As a pet parent, there’s probably not much that’s scarier than a food recall: you feel guilty because you fed your dog something that could have made him sick, and yet what could you have done to possibly prevent it? It leaves you feeling pretty helpless (and paranoid about your pup’s health!). With the seeming rise in recalls, we talked to Tonya Wilhelm, founder of Raising Your Pets Naturally and author of Proactive Puppy Care, who travels throughout the United States to talk about how to do just that. She filled us in on how to prevent dog food disasters before they actually happen.
To start, "I always look for United States-sourced ingredients," Wilhelm says. It’s important to read the ingredients on the label, too. Look for whole foods such as fresh meats and vegetables versus byproducts such as "chicken meal" and chemical preservatives like BHA: the less processing, the fewer chances of there being an issue which could lead to a recall. Also be on the lookout for pet food made in meat rendering plants, which process animal by-product materials that can include euthanized pets. In terms of the pet food brands, smaller companies (like Ollie) tend to have a close relationship with their suppliers and there are fewer people involved in the process, Wilhelm says. "Most actually will talk about the process on their websites, because they are proud of their sourcing," Wilhelm says.

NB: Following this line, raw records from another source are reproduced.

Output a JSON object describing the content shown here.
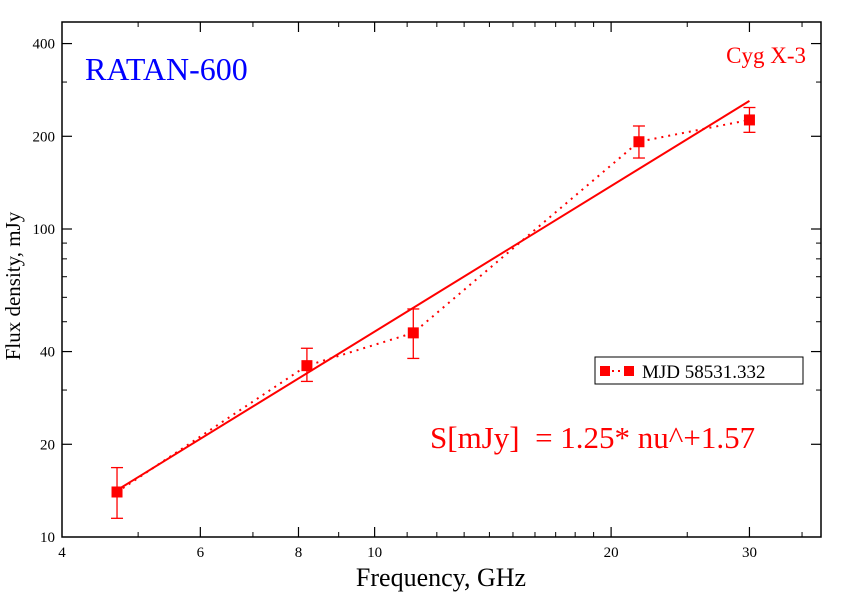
{
  "chart_data": {
    "type": "scatter",
    "title": "RATAN-600",
    "subtitle": "Cyg X-3",
    "xlabel": "Frequency, GHz",
    "ylabel": "Flux density, mJy",
    "xscale": "log",
    "yscale": "log",
    "xlim": [
      4,
      37
    ],
    "ylim": [
      10,
      470
    ],
    "xticks": [
      4,
      6,
      8,
      10,
      20,
      30
    ],
    "yticks": [
      10,
      20,
      40,
      100,
      200,
      400
    ],
    "legend_position": "right",
    "series": [
      {
        "name": "MJD 58531.332",
        "color": "#ff0000",
        "line_style": "dotted",
        "marker": "square",
        "x": [
          4.7,
          8.2,
          11.2,
          21.7,
          30.0
        ],
        "y": [
          14.0,
          36.0,
          46.0,
          192.0,
          226.0
        ],
        "err_low": [
          2.5,
          4.0,
          8.0,
          22.0,
          20.0
        ],
        "err_high": [
          2.8,
          5.0,
          9.0,
          24.0,
          22.0
        ]
      }
    ],
    "fit": {
      "label": "S[mJy]  = 1.25* nu^+1.57",
      "a": 1.25,
      "b": 1.57,
      "x_range": [
        4.7,
        30.0
      ],
      "color": "#ff0000"
    },
    "colors": {
      "title": "#0000ff",
      "data": "#ff0000"
    },
    "grid": false
  }
}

The easiest way to make sure you find out about a recall is to sign up for the Food and Drug Administration’s email alert option at FDA.gov. Most pet food companies also have their own email alerts, so be sure to go onto your individual pet food company’s website to see if that’s an option. Since recalls typically only involve limited batches of a product, always save the original packaging which contains the specific batch information, says Mike Sagman, founder and managing editor of Dogfoodadvisor.com, an independent review site that helps dog owners make informed decisions about purchasing dog food.
Stop giving your dog the food immediately! Contact your vet if your dog has eaten the food and look out for any symptoms of sickness. Ask your vet about how to safely switch your dog over to a different brand of food, and then follow the instructions included in the recall notice, which may include going to an emergency veterinarian, Sagman says. Typically, the manufacturer will have you return your food for a refund, but make sure you save a little of it in case the vet needs to examine it. Since it is a contaminated food or treat, make sure you are careful when handling it (use a glove and wash your hands thoroughly.)